The e-boy is her playful, middle-parted counterpart. Ears pierced. Nails painted. He makes us question what we once found so appealing about Zac Efron’s eight-pack and Channing Tatum’s gorilla-like shoulders.
Under their reign as TikTok royalty, e-boys and e-girls have introduced to us a new kind of cultural appeal, particularly for young men. Hegemonic masculinity doesn’t mean the same thing it did five years ago. With their dimpled cheeks, feminine bone structure and aesthetic rebellion against gender expectations, guys like Timothée Chalamet and Harry Styles are our championed e-boys. They demonstrate that there’s something unattractively insecure about toxic masculinity and present the notion that flexible gender presentation can extend beyond the limitations of subcultural phenomenon and find itself integrated into mainstream trends.
Though counterculture and all of the moody tropes it promotes have occupied a steady presence throughout the decades in its multiple forms, Tumblr posts, Urban Outfitters clothing and Indie music alike, it has never before been given a platform as far-reaching and ultra-popular as TikTok.
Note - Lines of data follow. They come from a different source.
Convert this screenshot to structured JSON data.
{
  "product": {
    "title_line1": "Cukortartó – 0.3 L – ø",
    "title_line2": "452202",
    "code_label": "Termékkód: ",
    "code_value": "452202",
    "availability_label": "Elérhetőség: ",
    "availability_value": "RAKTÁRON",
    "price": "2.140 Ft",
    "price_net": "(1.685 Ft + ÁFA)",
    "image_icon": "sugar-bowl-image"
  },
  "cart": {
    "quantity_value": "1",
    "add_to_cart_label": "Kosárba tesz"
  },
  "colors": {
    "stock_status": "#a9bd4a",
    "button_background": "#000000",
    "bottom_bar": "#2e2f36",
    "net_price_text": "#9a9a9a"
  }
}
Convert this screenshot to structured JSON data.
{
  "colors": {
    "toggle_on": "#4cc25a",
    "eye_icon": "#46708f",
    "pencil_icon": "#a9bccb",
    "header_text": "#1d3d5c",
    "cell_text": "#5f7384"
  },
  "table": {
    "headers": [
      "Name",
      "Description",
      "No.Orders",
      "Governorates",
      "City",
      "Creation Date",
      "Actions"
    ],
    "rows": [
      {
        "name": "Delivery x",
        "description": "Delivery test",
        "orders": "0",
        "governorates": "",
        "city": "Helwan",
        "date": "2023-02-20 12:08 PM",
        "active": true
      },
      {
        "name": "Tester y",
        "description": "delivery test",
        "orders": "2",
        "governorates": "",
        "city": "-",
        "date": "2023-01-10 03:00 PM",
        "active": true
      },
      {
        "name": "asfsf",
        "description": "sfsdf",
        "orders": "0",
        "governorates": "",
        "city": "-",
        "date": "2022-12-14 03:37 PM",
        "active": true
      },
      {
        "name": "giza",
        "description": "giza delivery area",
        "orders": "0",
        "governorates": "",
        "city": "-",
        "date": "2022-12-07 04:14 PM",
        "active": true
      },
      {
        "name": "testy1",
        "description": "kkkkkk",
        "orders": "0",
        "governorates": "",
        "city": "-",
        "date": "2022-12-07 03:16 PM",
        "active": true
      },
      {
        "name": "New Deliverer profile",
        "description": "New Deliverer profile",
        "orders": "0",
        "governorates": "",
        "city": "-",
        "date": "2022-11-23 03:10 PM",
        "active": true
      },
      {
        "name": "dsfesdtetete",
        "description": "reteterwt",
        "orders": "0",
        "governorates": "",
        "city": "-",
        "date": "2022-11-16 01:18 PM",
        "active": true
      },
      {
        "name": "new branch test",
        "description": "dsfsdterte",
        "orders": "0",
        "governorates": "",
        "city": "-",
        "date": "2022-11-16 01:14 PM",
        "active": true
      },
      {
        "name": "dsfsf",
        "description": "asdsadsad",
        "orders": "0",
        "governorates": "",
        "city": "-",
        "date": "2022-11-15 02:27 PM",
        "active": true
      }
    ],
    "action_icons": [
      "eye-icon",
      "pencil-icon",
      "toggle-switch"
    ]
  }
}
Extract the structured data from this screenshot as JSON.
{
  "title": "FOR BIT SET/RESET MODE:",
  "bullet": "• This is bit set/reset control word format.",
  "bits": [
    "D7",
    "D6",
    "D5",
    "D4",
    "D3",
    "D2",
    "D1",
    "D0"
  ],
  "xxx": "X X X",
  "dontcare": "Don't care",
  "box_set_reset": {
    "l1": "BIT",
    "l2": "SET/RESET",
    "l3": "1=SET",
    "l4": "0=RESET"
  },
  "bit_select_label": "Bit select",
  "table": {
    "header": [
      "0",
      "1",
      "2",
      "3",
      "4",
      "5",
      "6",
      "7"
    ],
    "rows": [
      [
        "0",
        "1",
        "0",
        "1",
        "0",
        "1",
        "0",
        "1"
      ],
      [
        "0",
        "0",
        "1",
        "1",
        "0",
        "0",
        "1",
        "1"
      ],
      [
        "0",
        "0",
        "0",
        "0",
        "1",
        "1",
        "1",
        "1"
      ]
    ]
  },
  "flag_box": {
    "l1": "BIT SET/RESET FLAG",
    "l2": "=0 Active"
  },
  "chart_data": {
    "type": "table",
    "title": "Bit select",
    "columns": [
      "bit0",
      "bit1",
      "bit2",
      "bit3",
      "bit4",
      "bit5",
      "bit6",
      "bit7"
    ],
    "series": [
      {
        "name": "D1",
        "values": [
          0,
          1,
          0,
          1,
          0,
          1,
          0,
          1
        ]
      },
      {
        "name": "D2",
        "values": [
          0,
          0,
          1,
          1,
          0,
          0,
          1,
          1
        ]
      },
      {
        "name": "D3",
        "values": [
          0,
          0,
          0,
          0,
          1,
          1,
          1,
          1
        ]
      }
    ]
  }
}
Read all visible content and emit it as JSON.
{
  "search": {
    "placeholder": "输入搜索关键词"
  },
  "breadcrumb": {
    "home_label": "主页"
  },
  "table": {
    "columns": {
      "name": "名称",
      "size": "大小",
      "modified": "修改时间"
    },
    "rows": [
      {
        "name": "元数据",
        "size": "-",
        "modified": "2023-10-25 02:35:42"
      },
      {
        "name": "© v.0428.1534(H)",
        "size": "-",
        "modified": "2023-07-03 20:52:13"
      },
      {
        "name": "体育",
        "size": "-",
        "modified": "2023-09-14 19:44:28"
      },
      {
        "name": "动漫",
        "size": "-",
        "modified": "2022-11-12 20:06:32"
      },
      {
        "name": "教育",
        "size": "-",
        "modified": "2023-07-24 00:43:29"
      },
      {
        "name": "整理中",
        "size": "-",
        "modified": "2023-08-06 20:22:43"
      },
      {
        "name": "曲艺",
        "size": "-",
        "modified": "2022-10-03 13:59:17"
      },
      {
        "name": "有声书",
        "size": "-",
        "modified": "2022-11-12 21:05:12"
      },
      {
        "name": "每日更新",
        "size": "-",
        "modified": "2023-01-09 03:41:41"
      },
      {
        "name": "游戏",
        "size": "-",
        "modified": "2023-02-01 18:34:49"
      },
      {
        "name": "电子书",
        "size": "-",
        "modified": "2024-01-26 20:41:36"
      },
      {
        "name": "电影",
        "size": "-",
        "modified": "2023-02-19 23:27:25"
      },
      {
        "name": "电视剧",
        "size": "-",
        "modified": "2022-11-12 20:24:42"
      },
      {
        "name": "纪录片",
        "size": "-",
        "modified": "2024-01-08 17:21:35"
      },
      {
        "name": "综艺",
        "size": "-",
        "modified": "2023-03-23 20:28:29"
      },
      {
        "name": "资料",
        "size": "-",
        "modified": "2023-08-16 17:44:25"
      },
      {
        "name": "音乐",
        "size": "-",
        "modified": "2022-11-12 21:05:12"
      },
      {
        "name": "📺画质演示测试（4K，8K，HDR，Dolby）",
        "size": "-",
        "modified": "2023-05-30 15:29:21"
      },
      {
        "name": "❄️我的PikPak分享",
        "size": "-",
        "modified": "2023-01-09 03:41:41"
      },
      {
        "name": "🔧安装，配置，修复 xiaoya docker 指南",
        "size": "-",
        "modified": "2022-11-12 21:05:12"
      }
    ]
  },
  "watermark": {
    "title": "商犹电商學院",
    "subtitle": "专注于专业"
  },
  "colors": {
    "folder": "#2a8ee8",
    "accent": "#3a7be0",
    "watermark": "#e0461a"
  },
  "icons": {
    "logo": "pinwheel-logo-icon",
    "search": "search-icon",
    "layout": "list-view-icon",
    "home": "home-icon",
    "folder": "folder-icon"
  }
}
A community that spans from flat-bellied middle school girls to hype beasts to washed up B-list celebrities, the Tik-Tok-sphere has brought countercultural content to its middle-school Gen Z audience, thus perpetuating the idea that it’s cool to challenge the status quo. It’s cool to lean into your own style regardless of gender expectations. It’s cool to be an e-person in whatever way you want. And that’s pretty cool.